İslâmî dostluk kavramı, Batılı hayat tarzındaki dostluk kavramından apayrıdır. Çünkü bu dostluk, yüzeysel bir dostluk olmayıp, sorumluluk, ahde vefa, kendisi için istediğini kardeşi için de istemek gibi derin mânâlara sahiptir. Kur'ân-ı Kerim velâyet* kelimesi ile dostluğu, tek kelimede zikreder. Dostluk, velâyetin izahıdır ve müslümanlar velâyeti müslümanlara verirler. Bunun manası dostluğun getirdiği bütün maddî ve manevî sorumluluktur, birlikteliktir, yardımdır, sevgidir, kardeşliktir.
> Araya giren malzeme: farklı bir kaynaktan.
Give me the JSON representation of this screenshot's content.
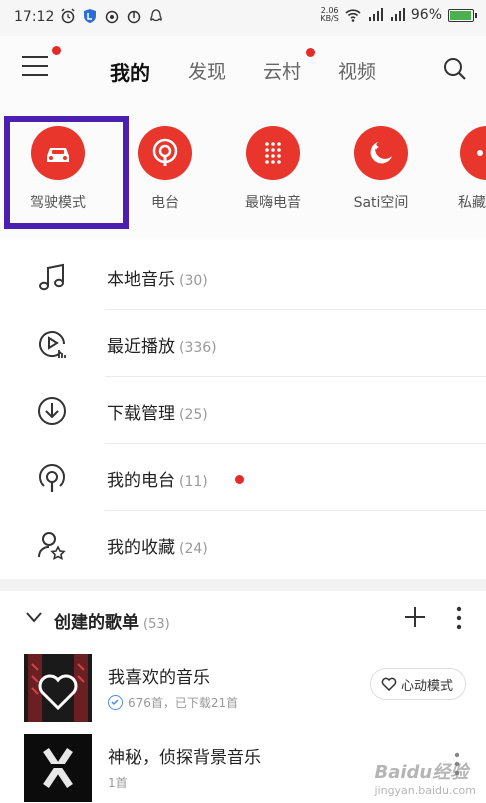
{
  "status": {
    "time": "17:12",
    "speed_top": "2.06",
    "speed_bottom": "KB/S",
    "battery": "96%",
    "battery_level": 0.96
  },
  "nav": {
    "tabs": [
      {
        "label": "我的"
      },
      {
        "label": "发现"
      },
      {
        "label": "云村"
      },
      {
        "label": "视频"
      }
    ]
  },
  "quick": [
    {
      "label": "驾驶模式",
      "icon": "car-icon"
    },
    {
      "label": "电台",
      "icon": "radio-icon"
    },
    {
      "label": "最嗨电音",
      "icon": "dots-icon"
    },
    {
      "label": "Sati空间",
      "icon": "moon-icon"
    },
    {
      "label": "私藏",
      "icon": "private-icon"
    }
  ],
  "list": [
    {
      "label": "本地音乐",
      "count": "(30)",
      "icon": "music-note-icon"
    },
    {
      "label": "最近播放",
      "count": "(336)",
      "icon": "recent-play-icon"
    },
    {
      "label": "下载管理",
      "count": "(25)",
      "icon": "download-icon"
    },
    {
      "label": "我的电台",
      "count": "(11)",
      "icon": "podcast-icon"
    },
    {
      "label": "我的收藏",
      "count": "(24)",
      "icon": "collection-icon"
    }
  ],
  "playlists": {
    "title": "创建的歌单",
    "count": "(53)",
    "items": [
      {
        "title": "我喜欢的音乐",
        "sub": "676首，已下载21首",
        "action": "心动模式"
      },
      {
        "title": "神秘，侦探背景音乐",
        "sub": "1首"
      }
    ]
  },
  "watermark": {
    "main": "Baidu经验",
    "sub": "jingyan.baidu.com"
  },
  "colors": {
    "accent": "#e8362c",
    "highlight": "#4b1fb0"
  }
}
Dostluğun itikâdî, amelî ve ahlâkî yönleri vardır. Dostluğun itikâdî yönlerini, yukardaki âyetlerde açıklandığı gibi, müslümanların tevhid* anlayışı belirler. Amer olarak, müslümanların birbirini sevmesi ve bir birliktelik oluşturmaları zorunludur. Cemaat, Allah'ın rahmetine rızasına, af ve mağfiretine, dünya ve âhiret mutluluğuna sebep olur. Ayrılık ise, yüzleri karartır, Allah'ın azâbını, çağrıştırır. Rasûlullah şöyle buyurur: "Üç konuda müslümanın kalbi kin tutmaz, hıyanet etmez: Amellerde ihlâs*, devlet adamlarına nasihat, cemaatten ayrılmama. " (İbn Mâce, Mukaddime, 18 Ebû Dâvûd, İlim,10; Tirmizî, İlim, 7; Ahmed b. Hanbel 111/225) Müslümanın sorumlu olduğu haklar ikidir: Allah hakları, kul hakları. Bunlar birbiriyle içiçedir. Dostluğun temeli sevgiye dayanır. Hiç kimse Allah'tan başka bir şeyi sevemez ve ondan başkasını mevla ve dost edinemez. Dost olarak Allah yeter. Müminler birbirlerini Allah rızası için severler. Kul, Allah'tan başkasına güvenirse, sonunda zararlı çıkar. Kim bir insanı bir üstünlüğünden, mevkiinden, güzelliğinden, asâletinden veya zenginliğinden dolayı seviyorsa bu sevgi çıkar amaçlıdır. Yapılanlar Allah rızası için olmayınca mutlaka bir çıkar içindir ve bu, insanı kötülüklere sürükler. Hz. Peygamber (s.a.s.): "Zengine zenginliği için saygı duyan kimsenin dininin üçte biri gider" buyurmuştur. O halde müminler, en güzel ahlâk üzere olan Rasulullah'ı her insandan daha çok sevmedikçe tam mümin olamazlar. Başkalarına bel bağlayan zarardadır. Allah'ın hoşuna gitmeyeceğini bildiği halde insanlara şirin gözükmeye çalışmak imanın zayıflığındandır.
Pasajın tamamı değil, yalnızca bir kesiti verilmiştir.